According to the fifth aspect of the present invention, since the seismic isolation device for supporting the entire server unit in seismic isolation is provided on the bottom surface of the bottom connecting member, it is possible to more reliably prevent a fall during an earthquake.

According to the sixth aspect of the present invention, since a simple structure including a caster or a sliding bearing and a restoring spring is employed as the seismic isolation device, the seismic isolation device is much cheaper than the conventional case using the seismic isolation floor. There is no need to increase the floor height.

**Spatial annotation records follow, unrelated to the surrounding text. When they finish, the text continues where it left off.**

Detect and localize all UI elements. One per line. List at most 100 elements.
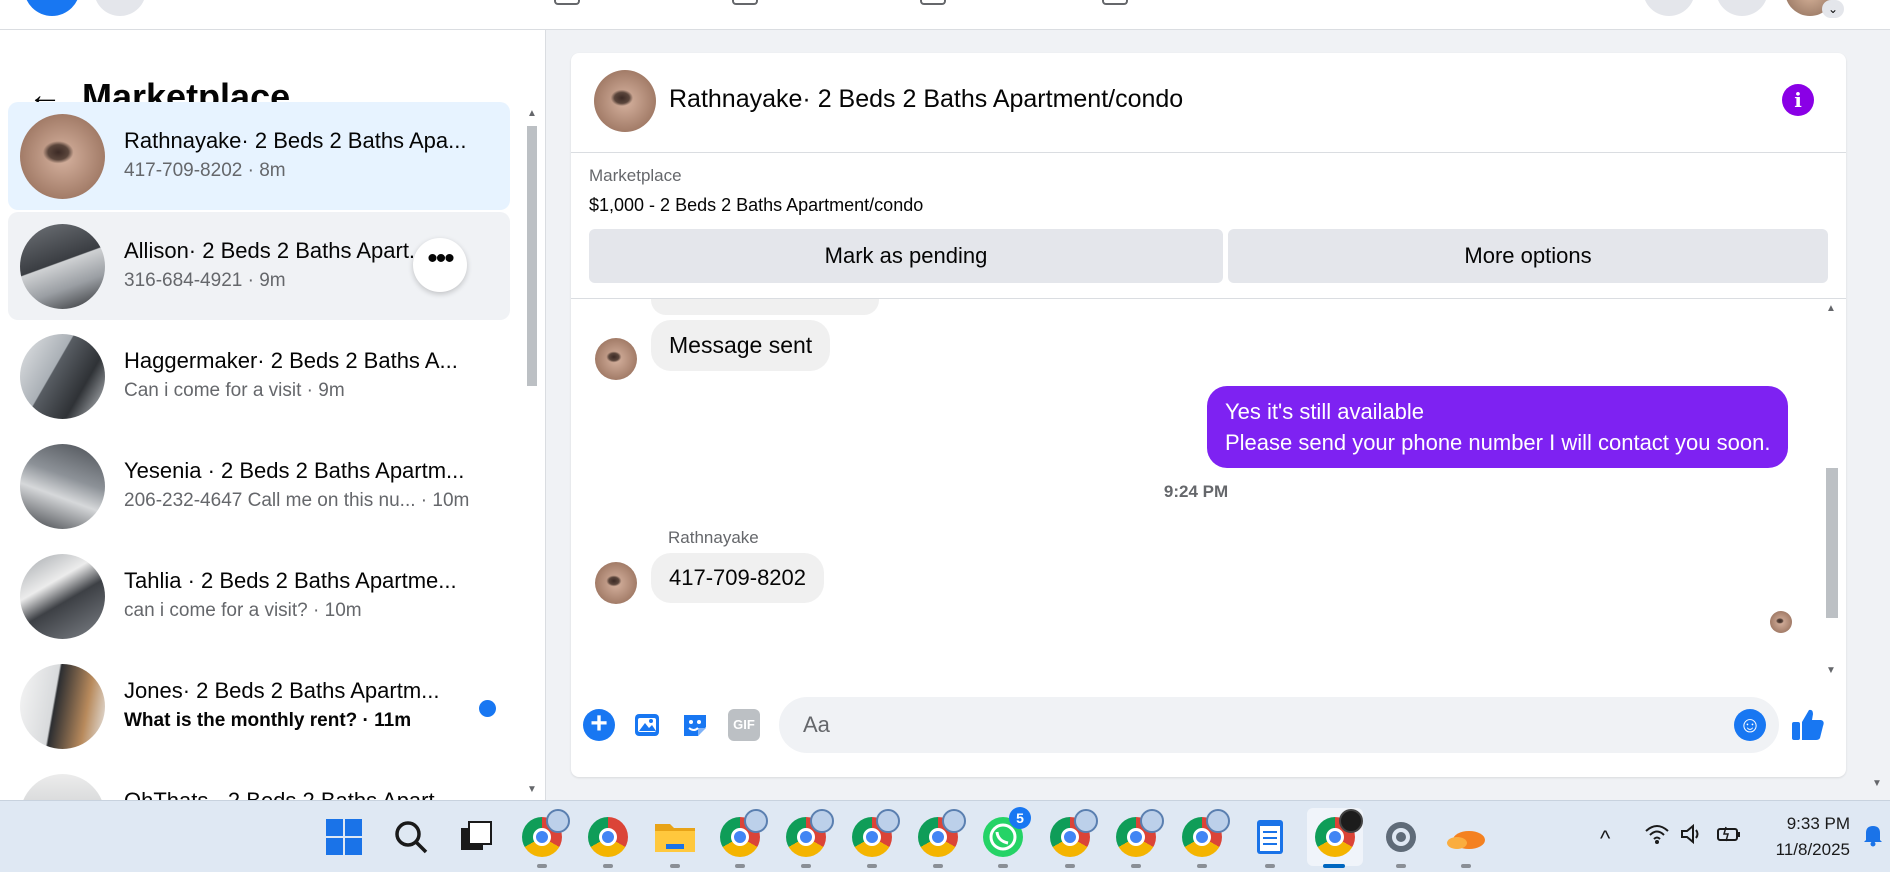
scroll-up-icon[interactable]: ▲ (526, 108, 538, 119)
conversation-item-allison[interactable]: Allison· 2 Beds 2 Baths Apart... 316-684… (8, 212, 510, 320)
profile-badge (1206, 809, 1230, 833)
chrome-icon[interactable] (918, 809, 966, 857)
message-bubble-incoming: Message sent (651, 320, 831, 371)
nav-groups-icon[interactable] (1102, 0, 1128, 5)
chrome-icon[interactable] (1315, 809, 1363, 857)
seen-indicator-avatar (1770, 611, 1792, 633)
running-indicator (1197, 864, 1207, 868)
chrome-center (1127, 828, 1145, 846)
menu-button[interactable] (1643, 0, 1695, 16)
whatsapp-icon[interactable]: 5 (983, 807, 1031, 857)
chrome-icon[interactable] (522, 809, 570, 857)
chat-title[interactable]: Rathnayake· 2 Beds 2 Baths Apartment/con… (669, 85, 1183, 114)
profile-badge (876, 809, 900, 833)
scroll-down-icon[interactable]: ▼ (526, 784, 538, 795)
cloud-icon[interactable] (1443, 814, 1489, 860)
nav-marketplace-icon[interactable] (920, 0, 946, 5)
conversation-item-ohthats[interactable]: OhThats · 2 Beds 2 Baths Apart... (8, 762, 510, 800)
chrome-center (1061, 828, 1079, 846)
profile-badge (810, 809, 834, 833)
chrome-center (731, 828, 749, 846)
chrome-icon[interactable] (720, 809, 768, 857)
more-options-button[interactable]: ••• (413, 238, 467, 292)
scroll-up-icon[interactable]: ▲ (1825, 303, 1837, 314)
bell-icon[interactable] (1862, 823, 1884, 853)
running-indicator (998, 864, 1008, 868)
photo-icon[interactable] (632, 709, 664, 741)
clock-date[interactable]: 11/8/2025 (1740, 840, 1850, 860)
avatar (20, 774, 105, 800)
conversation-name: Haggermaker· 2 Beds 2 Baths A... (124, 348, 458, 373)
wifi-icon[interactable] (1644, 823, 1670, 851)
chrome-icon[interactable] (786, 809, 834, 857)
profile-badge (1339, 809, 1363, 833)
conversation-name: Allison· 2 Beds 2 Baths Apart... (124, 238, 428, 263)
thumbs-up-icon[interactable] (1788, 705, 1828, 745)
running-indicator (735, 864, 745, 868)
listing-price[interactable]: $1,000 - 2 Beds 2 Baths Apartment/condo (589, 195, 923, 216)
info-icon[interactable]: i (1782, 84, 1814, 116)
windows-taskbar: 5 ^ 9:33 PM 11/8/2025 (0, 800, 1890, 872)
profile-badge (546, 809, 570, 833)
conversation-preview: 316-684-4921 · 9m (124, 270, 286, 291)
message-input[interactable] (779, 697, 1779, 753)
profile-badge (942, 809, 966, 833)
conversation-item-haggermaker[interactable]: Haggermaker· 2 Beds 2 Baths A... Can i c… (8, 322, 510, 430)
nav-home-icon[interactable] (554, 0, 580, 5)
emoji-icon[interactable]: ☺ (1734, 709, 1766, 741)
windows-start-icon[interactable] (321, 814, 367, 860)
profile-badge (744, 809, 768, 833)
sidebar-scrollbar[interactable]: ▲ ▼ (524, 108, 540, 798)
message-composer: + GIF ☺ (571, 693, 1846, 777)
conversation-item-jones[interactable]: Jones· 2 Beds 2 Baths Apartm... What is … (8, 652, 510, 760)
conversation-item-tahlia[interactable]: Tahlia · 2 Beds 2 Baths Apartme... can i… (8, 542, 510, 650)
volume-icon[interactable] (1680, 823, 1704, 851)
chrome-icon[interactable] (1050, 809, 1098, 857)
file-explorer-icon[interactable] (652, 814, 698, 860)
running-indicator (537, 864, 547, 868)
running-indicator (1265, 864, 1275, 868)
chrome-icon[interactable] (1116, 809, 1164, 857)
more-options-button[interactable]: More options (1228, 229, 1828, 283)
sticker-icon[interactable] (680, 709, 712, 741)
avatar[interactable] (594, 70, 656, 132)
listing-banner: Marketplace $1,000 - 2 Beds 2 Baths Apar… (571, 153, 1846, 299)
chrome-icon[interactable] (1182, 809, 1230, 857)
running-indicator (670, 864, 680, 868)
facebook-logo-icon[interactable] (24, 0, 80, 16)
task-view-icon[interactable] (453, 814, 499, 860)
top-nav-bar: ⌄ (0, 0, 1890, 30)
clock-time[interactable]: 9:33 PM (1740, 814, 1850, 834)
running-indicator (1065, 864, 1075, 868)
mark-as-pending-button[interactable]: Mark as pending (589, 229, 1223, 283)
conversation-preview: Can i come for a visit · 9m (124, 380, 345, 401)
conversation-preview: can i come for a visit? · 10m (124, 600, 362, 621)
nav-video-icon[interactable] (732, 0, 758, 5)
conversation-name: Tahlia · 2 Beds 2 Baths Apartme... (124, 568, 457, 593)
tray-chevron-icon[interactable]: ^ (1600, 826, 1610, 852)
timestamp-separator: 9:24 PM (1163, 482, 1229, 501)
chrome-center (1326, 828, 1344, 846)
chrome-icon[interactable] (588, 817, 628, 857)
conversation-item-rathnayake[interactable]: Rathnayake· 2 Beds 2 Baths Apa... 417-70… (8, 102, 510, 210)
battery-icon[interactable] (1716, 823, 1742, 851)
search-button[interactable] (94, 0, 146, 16)
chrome-icon[interactable] (852, 809, 900, 857)
messenger-button[interactable] (1716, 0, 1768, 16)
chrome-center (797, 828, 815, 846)
settings-gear-icon[interactable] (1378, 814, 1424, 860)
active-indicator (1323, 864, 1345, 868)
notepad-icon[interactable] (1247, 814, 1293, 860)
plus-icon[interactable]: + (583, 709, 615, 741)
chat-scrollbar[interactable]: ▲ ▼ (1822, 303, 1840, 683)
avatar (20, 444, 105, 529)
chevron-down-icon[interactable]: ⌄ (1822, 0, 1844, 18)
scroll-down-icon[interactable]: ▼ (1825, 665, 1837, 676)
conversation-item-yesenia[interactable]: Yesenia · 2 Beds 2 Baths Apartm... 206-2… (8, 432, 510, 540)
scrollbar-thumb[interactable] (1826, 468, 1838, 618)
search-icon[interactable] (388, 814, 434, 860)
scrollbar-thumb[interactable] (527, 126, 537, 386)
avatar (20, 334, 105, 419)
page-scroll-down-icon[interactable]: ▼ (1872, 778, 1882, 789)
gif-icon[interactable]: GIF (728, 709, 760, 741)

According to the seventh aspect of the present invention, since the expansion joint is provided between the server unit and the floor around the server unit, horizontal displacement of the server unit during an earthquake is allowed without any trouble, and the server rack and the floor around the server rack are allowed. The surface can be prevented from being damaged.

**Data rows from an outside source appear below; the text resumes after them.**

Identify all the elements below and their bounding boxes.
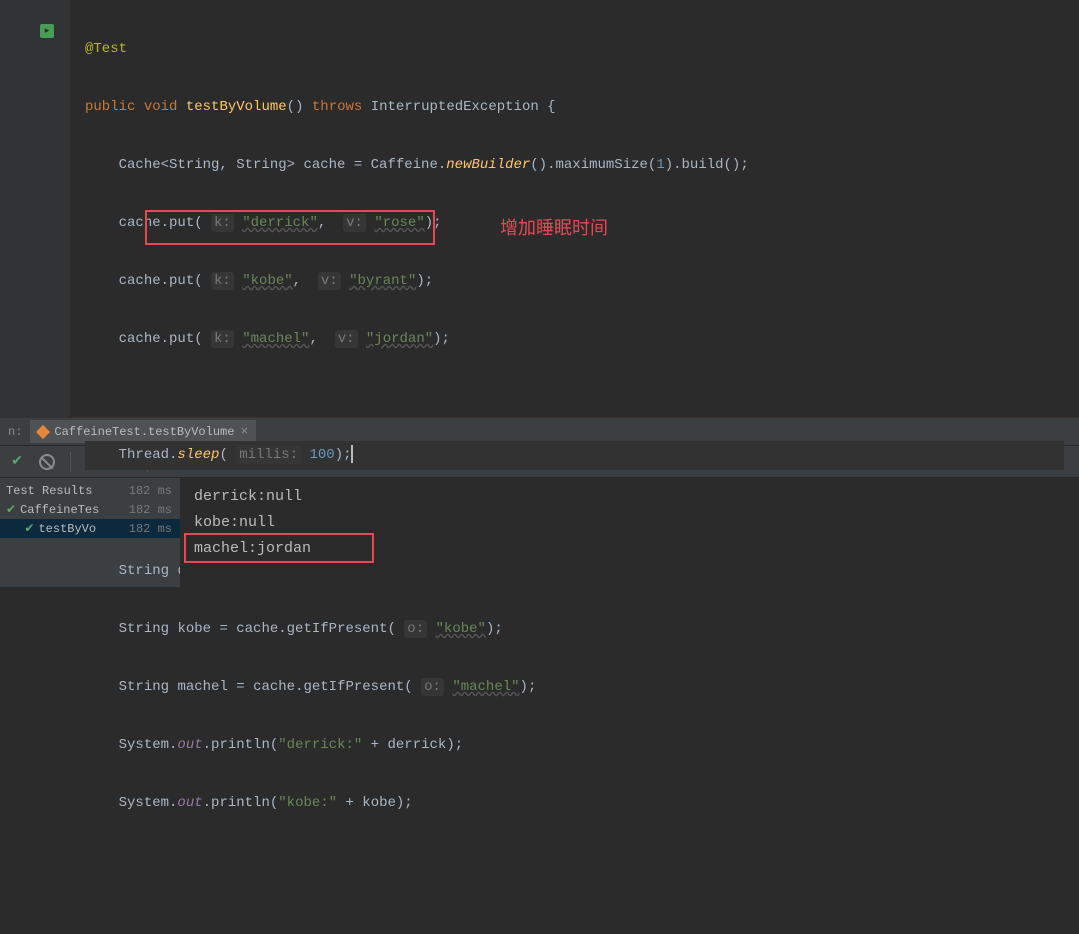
- max-size: 1: [656, 157, 664, 173]
- o-hint2: o:: [404, 620, 427, 638]
- out1: out: [177, 737, 202, 753]
- annotation: @Test: [85, 41, 127, 57]
- str-machel: "machel": [242, 331, 309, 347]
- method-name: testByVolume: [186, 99, 287, 115]
- cache-decl: Cache<String, String> cache = Caffeine.: [119, 157, 447, 173]
- pass-icon: ✔: [6, 502, 16, 517]
- exception-type: InterruptedException: [371, 99, 539, 115]
- close2: );: [486, 621, 503, 637]
- kw-void: void: [144, 99, 178, 115]
- kw-throws: throws: [312, 99, 362, 115]
- println1: .println(: [203, 737, 279, 753]
- highlight-box-output: [184, 533, 374, 563]
- run-label: n:: [8, 425, 22, 439]
- str-kobe2: "kobe": [436, 621, 486, 637]
- system2: System.: [119, 795, 178, 811]
- close: );: [335, 447, 352, 463]
- var-d2: derrick: [388, 737, 447, 753]
- check-icon: ✔: [11, 453, 23, 470]
- editor-gutter: ▸: [0, 0, 70, 417]
- k-hint3: k:: [211, 330, 234, 348]
- editor-area: ▸ @Test public void testByVolume() throw…: [0, 0, 1079, 417]
- eq2: = cache.getIfPresent(: [211, 621, 396, 637]
- after-builder: ().maximumSize(: [530, 157, 656, 173]
- tree-root-label: Test Results: [6, 484, 92, 498]
- var-k2: kobe: [362, 795, 396, 811]
- derrick-label: "derrick:": [278, 737, 362, 753]
- thread: Thread.: [119, 447, 178, 463]
- v-hint2: v:: [318, 272, 341, 290]
- code-content[interactable]: @Test public void testByVolume() throws …: [70, 0, 1079, 417]
- no-icon: [39, 454, 55, 470]
- highlight-box-sleep: [145, 210, 435, 245]
- str-machel2: "machel": [452, 679, 519, 695]
- put3: cache.put(: [119, 331, 203, 347]
- var-kobe: kobe: [177, 621, 211, 637]
- str-byrant: "byrant": [349, 273, 416, 289]
- annotation-chinese: 增加睡眠时间: [500, 214, 608, 243]
- test-config-icon: [36, 424, 50, 438]
- kw-public: public: [85, 99, 135, 115]
- var-machel: machel: [177, 679, 227, 695]
- num-100: 100: [309, 447, 334, 463]
- sleep: sleep: [177, 447, 219, 463]
- put2: cache.put(: [119, 273, 203, 289]
- console-output[interactable]: derrick:null kobe:null machel:jordan: [180, 478, 1079, 587]
- eq3: = cache.getIfPresent(: [228, 679, 413, 695]
- str-jordan: "jordan": [366, 331, 433, 347]
- type-string3: String: [119, 679, 169, 695]
- close3: );: [520, 679, 537, 695]
- type-string2: String: [119, 621, 169, 637]
- o-hint3: o:: [421, 678, 444, 696]
- show-ignored-button[interactable]: [36, 451, 58, 473]
- plus1: +: [362, 737, 387, 753]
- type-string1: String: [119, 563, 169, 579]
- new-builder: newBuilder: [446, 157, 530, 173]
- kobe-label: "kobe:": [278, 795, 337, 811]
- out2: out: [177, 795, 202, 811]
- text-caret: [351, 445, 353, 463]
- v-hint3: v:: [335, 330, 358, 348]
- str-kobe: "kobe": [242, 273, 292, 289]
- pass-icon: ✔: [24, 521, 34, 536]
- millis-hint: millis:: [236, 446, 301, 464]
- output-line-1: derrick:null: [194, 484, 1065, 510]
- run-gutter-icon[interactable]: ▸: [40, 24, 54, 38]
- show-passed-button[interactable]: ✔: [6, 451, 28, 473]
- k-hint2: k:: [211, 272, 234, 290]
- after-size: ).build();: [665, 157, 749, 173]
- separator: [70, 452, 71, 472]
- open-paren: (: [219, 447, 227, 463]
- println2: .println(: [203, 795, 279, 811]
- plus2: +: [337, 795, 362, 811]
- system1: System.: [119, 737, 178, 753]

[Brief description of the drawings]

FIG. 1 is an elevational view showing an installation example of a server unit according to an embodiment of the present invention.

FIG. 2 is a perspective view of the server unit.

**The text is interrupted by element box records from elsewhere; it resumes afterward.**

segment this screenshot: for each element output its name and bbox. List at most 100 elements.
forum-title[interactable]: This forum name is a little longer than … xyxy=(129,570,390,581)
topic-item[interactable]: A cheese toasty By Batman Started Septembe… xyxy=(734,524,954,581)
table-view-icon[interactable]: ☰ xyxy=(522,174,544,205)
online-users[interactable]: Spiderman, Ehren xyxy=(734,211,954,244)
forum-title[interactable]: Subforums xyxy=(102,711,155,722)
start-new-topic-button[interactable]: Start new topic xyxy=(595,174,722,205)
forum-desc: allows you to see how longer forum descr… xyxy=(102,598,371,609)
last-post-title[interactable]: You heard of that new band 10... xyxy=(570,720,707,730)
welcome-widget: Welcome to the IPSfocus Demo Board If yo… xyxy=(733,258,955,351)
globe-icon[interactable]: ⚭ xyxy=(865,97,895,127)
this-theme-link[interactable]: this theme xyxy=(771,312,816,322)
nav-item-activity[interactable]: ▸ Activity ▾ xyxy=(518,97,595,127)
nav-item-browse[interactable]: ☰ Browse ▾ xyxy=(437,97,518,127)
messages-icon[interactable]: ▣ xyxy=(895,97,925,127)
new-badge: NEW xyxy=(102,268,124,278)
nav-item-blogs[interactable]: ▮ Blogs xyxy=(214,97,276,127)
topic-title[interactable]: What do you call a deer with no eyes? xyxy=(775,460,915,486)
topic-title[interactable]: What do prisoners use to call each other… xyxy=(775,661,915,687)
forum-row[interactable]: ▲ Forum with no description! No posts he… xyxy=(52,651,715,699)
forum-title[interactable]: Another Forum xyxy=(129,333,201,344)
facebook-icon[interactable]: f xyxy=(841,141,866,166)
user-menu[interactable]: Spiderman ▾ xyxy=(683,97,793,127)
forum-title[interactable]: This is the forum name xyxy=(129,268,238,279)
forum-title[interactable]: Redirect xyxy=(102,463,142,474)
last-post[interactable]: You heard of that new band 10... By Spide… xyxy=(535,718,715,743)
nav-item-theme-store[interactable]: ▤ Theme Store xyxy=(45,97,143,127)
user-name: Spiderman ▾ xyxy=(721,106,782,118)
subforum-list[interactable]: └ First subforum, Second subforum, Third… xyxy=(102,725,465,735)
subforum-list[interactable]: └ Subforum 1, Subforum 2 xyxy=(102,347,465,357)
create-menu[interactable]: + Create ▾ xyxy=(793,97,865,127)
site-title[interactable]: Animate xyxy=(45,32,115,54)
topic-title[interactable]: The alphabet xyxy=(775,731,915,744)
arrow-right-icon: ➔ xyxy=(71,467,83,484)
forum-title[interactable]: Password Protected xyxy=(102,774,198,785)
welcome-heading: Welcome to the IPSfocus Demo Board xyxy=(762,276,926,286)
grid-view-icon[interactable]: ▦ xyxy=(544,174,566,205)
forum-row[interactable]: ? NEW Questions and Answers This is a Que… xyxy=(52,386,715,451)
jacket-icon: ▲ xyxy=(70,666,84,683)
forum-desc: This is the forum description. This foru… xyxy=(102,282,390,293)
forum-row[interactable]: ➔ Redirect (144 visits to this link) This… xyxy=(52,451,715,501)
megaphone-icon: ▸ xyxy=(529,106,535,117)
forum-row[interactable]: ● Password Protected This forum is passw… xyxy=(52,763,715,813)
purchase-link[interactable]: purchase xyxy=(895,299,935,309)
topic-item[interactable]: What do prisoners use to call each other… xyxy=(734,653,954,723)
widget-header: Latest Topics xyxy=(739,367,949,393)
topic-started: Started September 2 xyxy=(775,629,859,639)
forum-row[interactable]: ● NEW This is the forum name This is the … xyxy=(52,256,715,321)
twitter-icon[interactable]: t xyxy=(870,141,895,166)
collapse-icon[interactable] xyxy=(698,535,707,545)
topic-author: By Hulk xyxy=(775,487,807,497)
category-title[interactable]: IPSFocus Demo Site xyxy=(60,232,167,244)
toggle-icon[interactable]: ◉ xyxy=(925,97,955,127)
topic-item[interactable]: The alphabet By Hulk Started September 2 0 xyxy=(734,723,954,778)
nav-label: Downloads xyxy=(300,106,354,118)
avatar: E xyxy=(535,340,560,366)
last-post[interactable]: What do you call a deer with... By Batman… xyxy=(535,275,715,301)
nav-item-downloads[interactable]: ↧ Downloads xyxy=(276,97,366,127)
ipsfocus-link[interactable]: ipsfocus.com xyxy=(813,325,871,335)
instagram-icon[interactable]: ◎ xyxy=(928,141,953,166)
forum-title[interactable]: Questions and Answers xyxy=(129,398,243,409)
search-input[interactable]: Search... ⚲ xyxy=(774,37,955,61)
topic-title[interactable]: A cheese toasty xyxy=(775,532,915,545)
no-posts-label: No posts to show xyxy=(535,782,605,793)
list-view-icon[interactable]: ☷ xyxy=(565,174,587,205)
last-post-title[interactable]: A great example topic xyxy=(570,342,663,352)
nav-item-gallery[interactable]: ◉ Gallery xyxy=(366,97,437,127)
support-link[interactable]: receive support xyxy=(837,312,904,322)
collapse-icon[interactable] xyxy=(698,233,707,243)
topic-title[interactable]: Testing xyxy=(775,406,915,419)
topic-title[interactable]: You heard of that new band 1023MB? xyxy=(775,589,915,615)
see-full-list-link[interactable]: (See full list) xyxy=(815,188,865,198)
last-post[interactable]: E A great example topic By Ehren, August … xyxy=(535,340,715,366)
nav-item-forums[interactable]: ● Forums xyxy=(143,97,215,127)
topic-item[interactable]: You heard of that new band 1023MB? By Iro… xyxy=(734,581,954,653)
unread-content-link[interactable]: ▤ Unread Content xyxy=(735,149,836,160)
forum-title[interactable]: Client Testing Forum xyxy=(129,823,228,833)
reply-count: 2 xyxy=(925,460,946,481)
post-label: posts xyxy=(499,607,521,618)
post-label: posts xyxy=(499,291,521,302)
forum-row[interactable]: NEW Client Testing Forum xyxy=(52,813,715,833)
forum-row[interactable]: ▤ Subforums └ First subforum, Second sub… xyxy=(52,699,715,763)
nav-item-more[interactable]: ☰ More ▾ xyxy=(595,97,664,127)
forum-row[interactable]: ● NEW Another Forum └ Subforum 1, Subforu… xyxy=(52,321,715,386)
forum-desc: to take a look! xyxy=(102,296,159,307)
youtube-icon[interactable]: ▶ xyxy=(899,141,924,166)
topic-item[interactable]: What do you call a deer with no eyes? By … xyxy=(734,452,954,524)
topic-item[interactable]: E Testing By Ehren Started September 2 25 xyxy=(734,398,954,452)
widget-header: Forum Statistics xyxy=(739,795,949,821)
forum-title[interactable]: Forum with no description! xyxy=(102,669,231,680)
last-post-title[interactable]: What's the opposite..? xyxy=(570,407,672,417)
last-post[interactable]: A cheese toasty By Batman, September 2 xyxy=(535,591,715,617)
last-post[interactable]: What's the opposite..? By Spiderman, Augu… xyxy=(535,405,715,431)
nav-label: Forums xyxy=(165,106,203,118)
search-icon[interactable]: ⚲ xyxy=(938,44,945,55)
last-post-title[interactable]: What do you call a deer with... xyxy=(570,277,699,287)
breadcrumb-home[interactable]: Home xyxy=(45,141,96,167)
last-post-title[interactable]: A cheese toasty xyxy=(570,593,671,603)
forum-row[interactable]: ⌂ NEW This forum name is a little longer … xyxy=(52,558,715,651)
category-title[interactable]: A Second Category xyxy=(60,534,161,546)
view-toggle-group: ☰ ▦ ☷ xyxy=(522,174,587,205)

FIG. 3 is a diagram showing an example of installation of a conventional server rack.

FIG. 4 is a diagram showing another example of installation of a conventional server rack.

FIG. 5 is a diagram showing still another installation example of a conventional server rack.

[Explanation of symbols]

 Reference Signs List 3 server rack 4 free access floor 10 server unit 11 maintenance passage 12 head connecting member 13 bottom connecting member 14 lighting device 15 seismic isolation device 16 caster 17 restoration spring 18 expansion joint

 ──────────────────────────────────────────────────続 き Continuing on the front page (72) Inventor Shoji Nakamura 1-3-2 Shibaura, Minato-ku, Tokyo Shimizu Corporation (72) Inventor Mitsuo Endo 1-2-3 Shibaura, Minato-ku, Tokyo Shimizu Construction Co., Ltd. (72) Inventor Ryoji Satsuma 1-3-2 Shibaura, Minato-ku, Tokyo Shimizu Corporation F-term (reference) 3J048 AA03 AB01 AC01 BC02 BG02 BG04 DA05 EA13 EA38

Claims (7)

[Claims] A plurality of server racks accommodating a large number of servers in multiple stages are juxtaposed with a maintenance passage secured therebetween, and the bottom portions of the server racks are connected by a bottom connecting member to be integrated. A server unit characterized in that: 2. The server unit according to claim 1, wherein the heads of the server rack are connected together by a head connecting member to be integrated. 3. The server unit according to claim 2, wherein the head connecting member forms a wiring path for passing a trunk cable routed between the server racks.
A server unit, wherein a lighting device is installed on the head connecting member at a position of a ceiling of the maintenance passage. 4. The server unit according to claim 1, wherein said bottom connecting member forms a wiring path for passing trunk cables laid between server racks. A server unit, wherein an upper surface of the bottom connecting member continuously forms a floor surface of the maintenance passage with a peripheral floor surface without any step. 5. The server unit according to claim 1, 2, 3, or 4, wherein the server unit is provided on a bottom surface of the bottom connecting member with a floor surface on which the server unit is installed. A server unit comprising a seismic isolation device for supporting seismic isolation. 6. The server unit according to claim 5, wherein the seismic isolation device includes at least one of a caster that rolls on the floor or a slide bearing that slides on the floor, and the bottom part. A server unit comprising: a connecting member; and a restoring spring for connecting a floor surface. 7. The server unit according to claim 5, wherein an expansion joint for absorbing a horizontal displacement during an earthquake is provided between the server unit and a floor around the server unit. Server unit to do.